2023, from Poland to Turkey: the 5 elections to follow in the world

Finland, Turkey, Argentina, Poland and Spain will vote in the coming months

There are five elections to follow in 2023. Because the consequences of the vote in the coming months in Finland, Turkey, Argentina, Poland and Spain will have repercussions all over the world.

Polls will open in Finland on April 2 for general elections. NATO membership, delayed by Turkey, is not in question. No party opposes this step. But the outgoing Social Democratic Premier, Sanna Marin, may not be rewarded by her government’s decision to join the Atlantic Alliance.

The Conservative Party (Kansalinen Kokoomus or National Coalition Party) has led the polls since mid-2021 and has been gaining strength since the start of the Russian invasion of Ukraine. If he wins a relative majority of votes, he could form a centre-right coalition with the Center Party (Kesk) and the populist True Finns, or a ‘grand coalition’ with the Social Democrats and another party.

Danish Social Democratic Premier Mette Frederiksen chose the second option after the November elections. If Finland follows through, it will demonstrate that old enemies are willing to become allies when threatened by parties that want radical change, whether left or right.

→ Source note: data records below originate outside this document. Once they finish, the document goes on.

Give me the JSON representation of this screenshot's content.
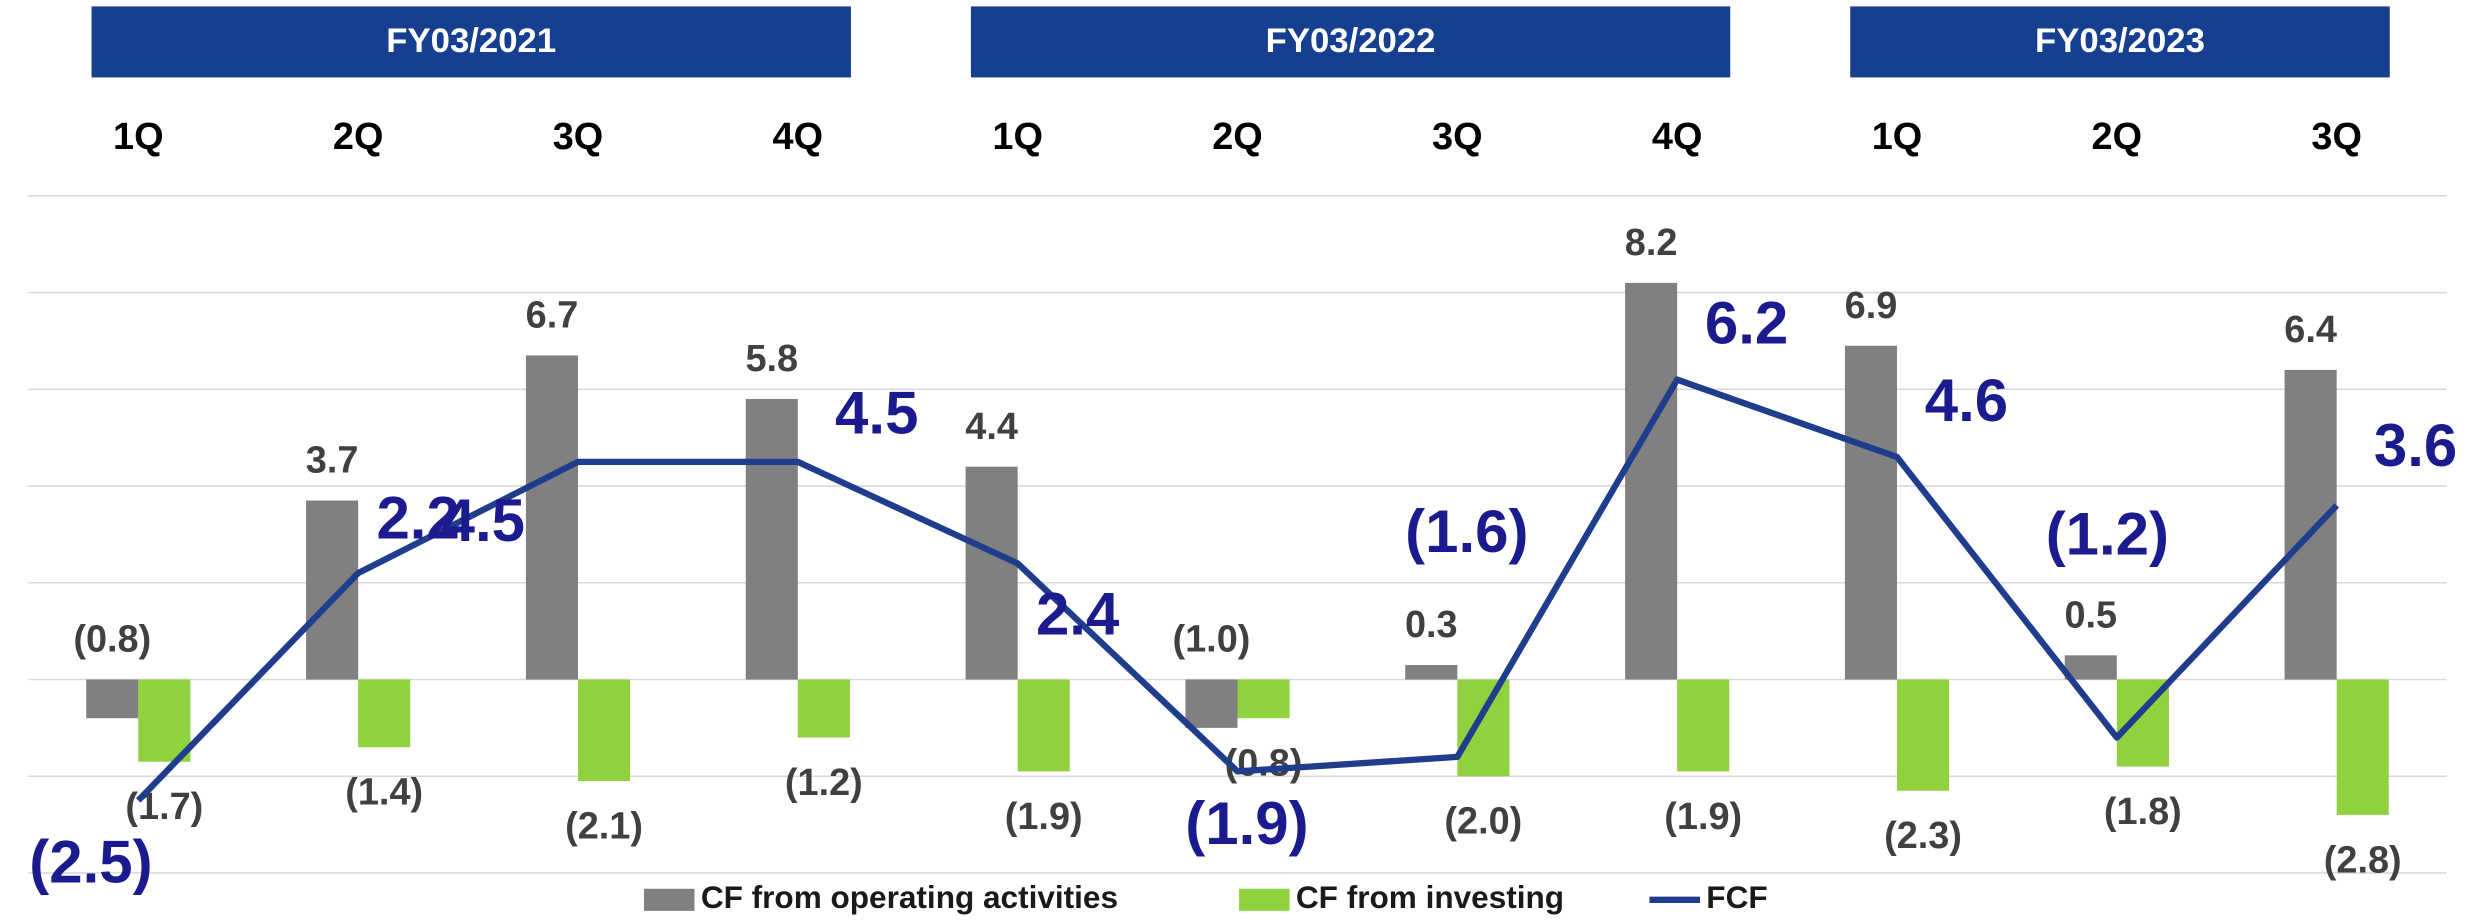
{
  "chart_data": {
    "type": "bar_line",
    "groups": [
      {
        "name": "FY03/2021",
        "categories": [
          "1Q",
          "2Q",
          "3Q",
          "4Q"
        ]
      },
      {
        "name": "FY03/2022",
        "categories": [
          "1Q",
          "2Q",
          "3Q",
          "4Q"
        ]
      },
      {
        "name": "FY03/2023",
        "categories": [
          "1Q",
          "2Q",
          "3Q"
        ]
      }
    ],
    "series": [
      {
        "name": "CF from operating activities",
        "type": "bar",
        "color": "#808080",
        "values": [
          -0.8,
          3.7,
          6.7,
          5.8,
          4.4,
          -1.0,
          0.3,
          8.2,
          6.9,
          0.5,
          6.4
        ],
        "value_labels": [
          "(0.8)",
          "3.7",
          "6.7",
          "5.8",
          "4.4",
          "(1.0)",
          "0.3",
          "8.2",
          "6.9",
          "0.5",
          "6.4"
        ]
      },
      {
        "name": "CF from investing",
        "type": "bar",
        "color": "#8fd13f",
        "values": [
          -1.7,
          -1.4,
          -2.1,
          -1.2,
          -1.9,
          -0.8,
          -2.0,
          -1.9,
          -2.3,
          -1.8,
          -2.8
        ],
        "value_labels": [
          "(1.7)",
          "(1.4)",
          "(2.1)",
          "(1.2)",
          "(1.9)",
          "(0.8)",
          "(2.0)",
          "(1.9)",
          "(2.3)",
          "(1.8)",
          "(2.8)"
        ]
      },
      {
        "name": "FCF",
        "type": "line",
        "color": "#1f3d8c",
        "values": [
          -2.5,
          2.2,
          4.5,
          4.5,
          2.4,
          -1.9,
          -1.6,
          6.2,
          4.6,
          -1.2,
          3.6
        ],
        "value_labels": [
          "(2.5)",
          "2.2",
          "4.5",
          "4.5",
          "2.4",
          "(1.9)",
          "(1.6)",
          "6.2",
          "4.6",
          "(1.2)",
          "3.6"
        ]
      }
    ],
    "ylim": [
      -4,
      10
    ],
    "yticks": [
      -4,
      -2,
      0,
      2,
      4,
      6,
      8,
      10
    ],
    "grid": true,
    "legend": "bottom"
  }
}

In the Turkey of strongman Recep Tayyip Erdogan, parliamentary and presidential elections will take place on 18 June. The ruling Justice and Development Party, the AKP, and its allied party, the National Movement Party, the MHP, have lost significant support. The second round of the presidential elections will take place on July 2 if none of the candidates wins the majority in the first round.

Argentina will vote on October 29, 2023. The governing Peronist Frente de Todos is behind in the polls, with inflation and the recession on the rise. The centre-right Juntos por el Cambio alliance leads the polls and is expected to win a majority of votes. The third liberal block of Freedom advances, with 23 percent approval. However, Argentina will go to the right.

In Poland, a country lined up in the front line in support of neighboring Ukraine, the Party of Law and Justice (PiS) at the center of criticism from the European Union for its anti-democratic practices, remains at the top in the polls in view of the next elections autumn, but below the 44 percent it received in the last legislative period.

Finally, Spain, the fourth European country by GDP and by population, will vote in December. The centre-right Partido Popular has led the polls since June and Vox, the nationalist and populist party, allied with the Brothers of Italy in Italy, is third. The two parties together will be able to control Parliament. The PSOE in government with Prime Minister Pedro Sanchez, and Podemos, will denounce the risk of extremism. The regional elections in May will provide a useful indicator of what comes next.